If lenders fail to simultaneously adopt valid math-based explainable technologies, the models run the risk of violating the law. And the regulators may shoot it down before it gets off the ground.

When consumers are denied credit by ML models, the law (quite properly) requires lenders to tell consumers why. This helps consumers know what to do to improve their chances of getting approved next time. It also gives regulators confidence that lenders are making fair, business-justified lending decisions.

But, do lenders truly know why their lending models make the decisions that they do?

Most lenders rely on underwriting algorithms to make these decisions for them — algorithms that rely on hundreds or thousands of variables. Which variables principally caused the lender to deny the loan? Was it variable 127 or variable 18?

That question gets even harder when credit decisions are made using ML models, which make more accurate predictions and decisions based on countless interactions among all those variables.

Trouble comes, however, when lenders try to explain their lending decisions and identify principal denial reasons using math designed for simpler, antiquated models. You can’t use old tools to explain ML models if you want to get the right answer every time, as the law requires.

Yet today most lenders use one of two seemingly reasonable methods to identify principal denial reasons: “drop one” and its cousin, “impute median.”

With drop one, lenders test which model variables contribute most to the model score by removing one variable from the model and measuring the change in a score to quantify the influence of that removed variable. With impute median, lenders do the same thing but instead of dropping a variable, they replace each variable, one at a time, with the median value of that variable in the dataset.

These methods sound reasonable but in practice, they are often inaccurate. That’s because once you change the data that the model considers, you have moved from the real world into a hypothetical one. You end up trying to explain situations that would never happen in the real world.

These techniques also fail to account for the fact that variables interact, are not always independent, and that in ML models, variables may point in different directions.

A better approach is based on a game-theoretic approach developed in the 1970s by Nobel laureate Lloyd Shapley and his peers. Their approach was initially developed to explain how players in games like basketball each contributed to the final score.

It turns out that in ML models, variables act a lot like basketball players, making Shapley’s methods perfect for explaining how the models operate, and accurately identify principal denial reasons each time.

For example, this approach was tested out in October during the Consumer Financial Protection Bureau’s virtual tech sprint on improving adverse action notices.
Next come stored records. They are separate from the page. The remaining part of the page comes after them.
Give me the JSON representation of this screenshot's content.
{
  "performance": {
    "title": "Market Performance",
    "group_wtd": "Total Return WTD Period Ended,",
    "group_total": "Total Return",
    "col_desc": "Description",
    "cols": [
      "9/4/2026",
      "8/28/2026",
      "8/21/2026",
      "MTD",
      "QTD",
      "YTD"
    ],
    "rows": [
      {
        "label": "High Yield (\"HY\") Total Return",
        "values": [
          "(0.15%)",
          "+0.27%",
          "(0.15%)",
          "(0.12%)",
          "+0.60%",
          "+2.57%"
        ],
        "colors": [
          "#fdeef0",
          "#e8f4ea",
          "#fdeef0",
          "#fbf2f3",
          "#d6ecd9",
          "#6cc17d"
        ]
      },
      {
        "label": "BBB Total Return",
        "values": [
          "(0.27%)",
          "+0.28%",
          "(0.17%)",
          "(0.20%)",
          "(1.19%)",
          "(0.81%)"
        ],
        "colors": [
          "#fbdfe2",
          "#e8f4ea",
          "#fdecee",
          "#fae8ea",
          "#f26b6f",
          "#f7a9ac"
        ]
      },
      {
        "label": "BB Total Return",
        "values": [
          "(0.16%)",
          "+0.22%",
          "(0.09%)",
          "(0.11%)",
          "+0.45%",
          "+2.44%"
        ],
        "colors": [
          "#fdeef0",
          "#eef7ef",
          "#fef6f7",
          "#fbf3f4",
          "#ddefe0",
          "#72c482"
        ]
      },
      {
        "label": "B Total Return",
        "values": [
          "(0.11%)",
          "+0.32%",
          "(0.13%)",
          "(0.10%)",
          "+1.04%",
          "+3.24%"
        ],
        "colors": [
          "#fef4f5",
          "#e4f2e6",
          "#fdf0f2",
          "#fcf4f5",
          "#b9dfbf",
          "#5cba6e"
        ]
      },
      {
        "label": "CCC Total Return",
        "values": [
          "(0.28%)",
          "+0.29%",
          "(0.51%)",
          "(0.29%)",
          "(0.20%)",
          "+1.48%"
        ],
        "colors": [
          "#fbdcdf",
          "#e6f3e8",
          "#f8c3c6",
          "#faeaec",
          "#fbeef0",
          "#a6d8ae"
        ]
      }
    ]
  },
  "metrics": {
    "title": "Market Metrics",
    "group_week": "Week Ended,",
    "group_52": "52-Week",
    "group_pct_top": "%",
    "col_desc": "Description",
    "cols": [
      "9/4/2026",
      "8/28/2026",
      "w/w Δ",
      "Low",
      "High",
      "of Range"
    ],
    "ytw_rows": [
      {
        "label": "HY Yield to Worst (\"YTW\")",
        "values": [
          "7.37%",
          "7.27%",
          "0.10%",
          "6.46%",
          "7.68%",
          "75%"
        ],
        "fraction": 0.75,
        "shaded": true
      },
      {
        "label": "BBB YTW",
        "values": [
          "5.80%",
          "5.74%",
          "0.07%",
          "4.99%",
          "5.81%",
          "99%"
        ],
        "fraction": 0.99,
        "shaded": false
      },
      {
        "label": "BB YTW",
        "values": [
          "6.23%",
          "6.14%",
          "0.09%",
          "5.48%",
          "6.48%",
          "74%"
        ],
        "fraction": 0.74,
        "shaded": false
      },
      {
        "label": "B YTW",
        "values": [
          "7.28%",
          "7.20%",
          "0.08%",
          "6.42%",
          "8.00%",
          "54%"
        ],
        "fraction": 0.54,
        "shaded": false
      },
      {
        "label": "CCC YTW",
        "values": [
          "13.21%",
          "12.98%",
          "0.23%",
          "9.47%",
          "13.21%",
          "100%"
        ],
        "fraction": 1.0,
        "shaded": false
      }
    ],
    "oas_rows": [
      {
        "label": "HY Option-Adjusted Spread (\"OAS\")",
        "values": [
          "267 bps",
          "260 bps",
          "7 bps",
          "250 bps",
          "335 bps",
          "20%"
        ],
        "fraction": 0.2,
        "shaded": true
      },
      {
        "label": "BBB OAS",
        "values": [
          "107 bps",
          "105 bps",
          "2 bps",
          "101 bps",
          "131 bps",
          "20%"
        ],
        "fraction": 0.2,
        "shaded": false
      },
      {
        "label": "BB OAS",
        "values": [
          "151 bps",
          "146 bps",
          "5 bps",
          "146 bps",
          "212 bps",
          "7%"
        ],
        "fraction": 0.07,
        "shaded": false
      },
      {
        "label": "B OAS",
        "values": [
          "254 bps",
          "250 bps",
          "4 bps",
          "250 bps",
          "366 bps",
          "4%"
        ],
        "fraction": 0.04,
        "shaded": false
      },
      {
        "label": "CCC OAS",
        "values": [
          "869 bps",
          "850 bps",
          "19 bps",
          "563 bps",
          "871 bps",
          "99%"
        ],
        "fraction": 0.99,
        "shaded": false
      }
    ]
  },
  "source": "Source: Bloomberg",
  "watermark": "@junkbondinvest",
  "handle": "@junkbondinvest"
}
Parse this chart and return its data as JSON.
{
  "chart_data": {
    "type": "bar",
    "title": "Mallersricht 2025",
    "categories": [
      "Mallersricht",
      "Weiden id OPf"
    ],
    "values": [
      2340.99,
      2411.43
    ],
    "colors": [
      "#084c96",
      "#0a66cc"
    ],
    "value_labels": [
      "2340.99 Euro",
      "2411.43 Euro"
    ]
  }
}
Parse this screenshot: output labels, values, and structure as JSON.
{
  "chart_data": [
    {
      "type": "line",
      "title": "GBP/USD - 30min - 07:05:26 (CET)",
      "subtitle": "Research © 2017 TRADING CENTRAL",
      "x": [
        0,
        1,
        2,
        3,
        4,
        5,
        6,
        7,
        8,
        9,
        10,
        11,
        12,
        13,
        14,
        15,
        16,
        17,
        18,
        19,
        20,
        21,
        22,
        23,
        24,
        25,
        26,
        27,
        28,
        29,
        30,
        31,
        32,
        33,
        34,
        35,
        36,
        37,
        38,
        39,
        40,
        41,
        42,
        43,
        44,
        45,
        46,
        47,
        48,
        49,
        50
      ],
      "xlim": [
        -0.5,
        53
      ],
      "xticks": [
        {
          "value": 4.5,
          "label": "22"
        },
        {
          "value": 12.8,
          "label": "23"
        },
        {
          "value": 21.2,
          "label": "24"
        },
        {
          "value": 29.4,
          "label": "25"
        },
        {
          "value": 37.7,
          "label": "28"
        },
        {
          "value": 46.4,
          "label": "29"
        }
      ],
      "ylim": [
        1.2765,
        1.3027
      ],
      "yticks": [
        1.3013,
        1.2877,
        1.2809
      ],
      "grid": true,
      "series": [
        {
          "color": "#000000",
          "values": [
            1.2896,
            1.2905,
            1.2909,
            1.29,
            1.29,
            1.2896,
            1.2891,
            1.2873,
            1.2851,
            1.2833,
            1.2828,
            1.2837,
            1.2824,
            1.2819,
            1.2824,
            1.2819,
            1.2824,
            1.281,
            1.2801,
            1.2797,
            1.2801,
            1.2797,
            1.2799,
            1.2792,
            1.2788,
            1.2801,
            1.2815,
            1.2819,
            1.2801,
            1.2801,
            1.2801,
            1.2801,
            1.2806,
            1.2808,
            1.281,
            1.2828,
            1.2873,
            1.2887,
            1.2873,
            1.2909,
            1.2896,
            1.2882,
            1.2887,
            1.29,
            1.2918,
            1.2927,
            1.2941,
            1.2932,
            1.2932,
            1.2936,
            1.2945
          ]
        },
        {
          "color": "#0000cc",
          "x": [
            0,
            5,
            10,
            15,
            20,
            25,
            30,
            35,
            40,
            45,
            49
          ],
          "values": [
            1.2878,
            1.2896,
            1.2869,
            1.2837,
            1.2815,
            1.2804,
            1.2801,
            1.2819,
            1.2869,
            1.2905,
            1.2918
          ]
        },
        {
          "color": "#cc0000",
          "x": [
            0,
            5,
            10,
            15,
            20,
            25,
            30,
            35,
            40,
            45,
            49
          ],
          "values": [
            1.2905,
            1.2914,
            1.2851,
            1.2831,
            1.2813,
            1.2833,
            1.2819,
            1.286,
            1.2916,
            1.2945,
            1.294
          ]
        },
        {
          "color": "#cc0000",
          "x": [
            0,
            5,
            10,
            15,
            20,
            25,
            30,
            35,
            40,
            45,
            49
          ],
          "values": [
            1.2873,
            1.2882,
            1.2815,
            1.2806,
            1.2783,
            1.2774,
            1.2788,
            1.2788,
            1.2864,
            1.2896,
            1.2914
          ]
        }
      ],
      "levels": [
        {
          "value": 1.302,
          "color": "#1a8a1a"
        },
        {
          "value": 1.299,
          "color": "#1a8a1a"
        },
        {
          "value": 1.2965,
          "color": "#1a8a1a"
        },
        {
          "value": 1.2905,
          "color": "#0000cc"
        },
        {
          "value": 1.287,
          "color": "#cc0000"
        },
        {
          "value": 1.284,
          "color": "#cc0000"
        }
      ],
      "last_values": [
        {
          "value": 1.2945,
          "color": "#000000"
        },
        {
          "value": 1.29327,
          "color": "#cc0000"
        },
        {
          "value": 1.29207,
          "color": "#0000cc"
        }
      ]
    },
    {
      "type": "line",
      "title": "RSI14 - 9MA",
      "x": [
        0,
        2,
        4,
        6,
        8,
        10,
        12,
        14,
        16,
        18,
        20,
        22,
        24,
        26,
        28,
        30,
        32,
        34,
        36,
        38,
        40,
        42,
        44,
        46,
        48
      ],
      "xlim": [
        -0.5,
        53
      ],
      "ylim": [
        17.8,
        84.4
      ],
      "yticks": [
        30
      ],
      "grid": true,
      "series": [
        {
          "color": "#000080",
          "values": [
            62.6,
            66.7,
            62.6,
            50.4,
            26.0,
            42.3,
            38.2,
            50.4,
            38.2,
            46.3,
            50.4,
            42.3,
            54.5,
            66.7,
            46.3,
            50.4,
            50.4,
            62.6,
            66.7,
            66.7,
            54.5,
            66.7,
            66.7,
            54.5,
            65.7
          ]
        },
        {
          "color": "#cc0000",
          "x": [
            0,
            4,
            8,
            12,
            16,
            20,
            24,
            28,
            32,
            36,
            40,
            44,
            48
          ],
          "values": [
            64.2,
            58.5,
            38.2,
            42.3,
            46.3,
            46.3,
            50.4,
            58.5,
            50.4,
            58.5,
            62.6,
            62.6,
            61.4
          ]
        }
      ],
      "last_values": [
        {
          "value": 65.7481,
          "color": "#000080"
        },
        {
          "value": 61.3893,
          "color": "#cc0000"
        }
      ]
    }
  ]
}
During the sprint, Zest AI and our partners from First National Bank of Omaha, WebBank and Citizens Bank, demonstrated how the drop-one method produced the wrong denial reason every time, and that Shapley methods got it right.

Looking further, it would help lenders if the CFPB could update or expand its guidance to accept more of these explainability methods aimed at increasing the accuracy of information that consumers receive, and why particular consumers were denied. Accordingly, the CFPB should revise its guidance to allow more mathematically justified methods to generate adverse action notices.

Such methodologies and technologies are available and used by lenders today. But it would help provide clarity to the industry if the CFPB fosters adoption so that consumers can get the precise information they need to build credit.